À l’instant où il terminait sa phrase… un écran s’anima…
… je te surveille, Révérend…
… salut Barnaby…
… je sais à quoi tu penses…
… tu es fort, Barnaby… mais cette fois-ci, j’en doute…
… tu as faim d’une tarte aux myrtilles…
… tu es génial… c’est vrai, j’avoue…
… tu partais as-tu dit… où ?
… ben, récolter des myrtilles !…
… non… c’est pas la saison…
… le prophète récolte en toutes saisons…
… tu as de la répartie…
… What else ?
… ça va, ça va ! Mais je t’ai à l’œil… J’ai lu ton interview dans le Pittsburgh-Afternoon-Paper-Edition, le Pape…
… tiens, tiens… Tu aimerais la lecture, Barnaby ?
… rien à foutre, mais tu sais que mon armée de fureteurs de renseignements lisent pour moi… rien ne leur échappe, mais pourquoi devrais-je m’expliquer ?

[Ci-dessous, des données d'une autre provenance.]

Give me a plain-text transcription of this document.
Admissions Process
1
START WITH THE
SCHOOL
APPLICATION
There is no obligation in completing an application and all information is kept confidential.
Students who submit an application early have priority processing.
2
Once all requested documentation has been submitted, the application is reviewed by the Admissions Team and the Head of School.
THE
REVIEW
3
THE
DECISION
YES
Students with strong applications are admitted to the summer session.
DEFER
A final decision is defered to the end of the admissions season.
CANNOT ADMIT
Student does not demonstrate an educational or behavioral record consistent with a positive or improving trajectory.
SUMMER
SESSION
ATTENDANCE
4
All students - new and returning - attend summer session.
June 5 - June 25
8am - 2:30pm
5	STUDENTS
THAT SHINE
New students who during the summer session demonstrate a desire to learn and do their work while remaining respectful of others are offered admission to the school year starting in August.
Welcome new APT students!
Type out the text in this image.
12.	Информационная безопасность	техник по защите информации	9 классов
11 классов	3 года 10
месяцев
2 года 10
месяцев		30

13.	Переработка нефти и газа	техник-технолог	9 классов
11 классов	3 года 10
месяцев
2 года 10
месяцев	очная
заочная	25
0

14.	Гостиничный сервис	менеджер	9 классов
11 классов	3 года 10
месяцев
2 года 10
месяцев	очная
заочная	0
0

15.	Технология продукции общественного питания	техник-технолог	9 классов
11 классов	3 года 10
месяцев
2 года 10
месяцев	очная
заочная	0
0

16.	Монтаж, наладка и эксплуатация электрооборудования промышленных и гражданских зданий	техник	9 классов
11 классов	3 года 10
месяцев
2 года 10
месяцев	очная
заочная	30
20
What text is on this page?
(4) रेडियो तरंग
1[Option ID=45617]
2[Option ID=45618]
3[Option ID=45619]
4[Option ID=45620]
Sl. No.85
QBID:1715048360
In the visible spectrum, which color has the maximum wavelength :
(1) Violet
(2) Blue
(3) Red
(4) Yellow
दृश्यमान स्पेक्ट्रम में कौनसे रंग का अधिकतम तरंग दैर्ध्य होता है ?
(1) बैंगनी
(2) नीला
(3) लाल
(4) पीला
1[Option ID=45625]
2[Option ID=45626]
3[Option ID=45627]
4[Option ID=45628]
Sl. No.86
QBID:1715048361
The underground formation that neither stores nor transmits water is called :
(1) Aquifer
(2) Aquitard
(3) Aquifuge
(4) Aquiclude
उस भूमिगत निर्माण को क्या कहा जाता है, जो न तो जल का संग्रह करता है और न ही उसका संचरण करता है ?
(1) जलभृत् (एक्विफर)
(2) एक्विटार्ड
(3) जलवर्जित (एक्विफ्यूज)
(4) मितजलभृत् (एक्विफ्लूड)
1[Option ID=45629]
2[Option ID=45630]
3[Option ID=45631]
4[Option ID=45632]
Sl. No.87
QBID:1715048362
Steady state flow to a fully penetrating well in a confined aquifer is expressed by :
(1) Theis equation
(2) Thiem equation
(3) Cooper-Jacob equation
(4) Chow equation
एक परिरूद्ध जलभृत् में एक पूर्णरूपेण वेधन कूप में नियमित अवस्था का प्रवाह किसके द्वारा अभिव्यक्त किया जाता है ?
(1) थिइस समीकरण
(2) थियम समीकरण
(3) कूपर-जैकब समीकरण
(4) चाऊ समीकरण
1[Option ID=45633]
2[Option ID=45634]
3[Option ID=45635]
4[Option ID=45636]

… mais parce que tu es un grand narcisse ? tu t’écoutes, tu t’entends, tu te vois…
… tu prétends trop de choses… Josef !
… mais encore ?
… tu n’as pas à révéler l’existence des langages en innu-aimun…
… c’est la langue de ma mère… ma génitrice est Algonquin ?
… mais tu n’as pas à écrire ni à révéler que le chef de l’unité de Yokosuka portait des pantys…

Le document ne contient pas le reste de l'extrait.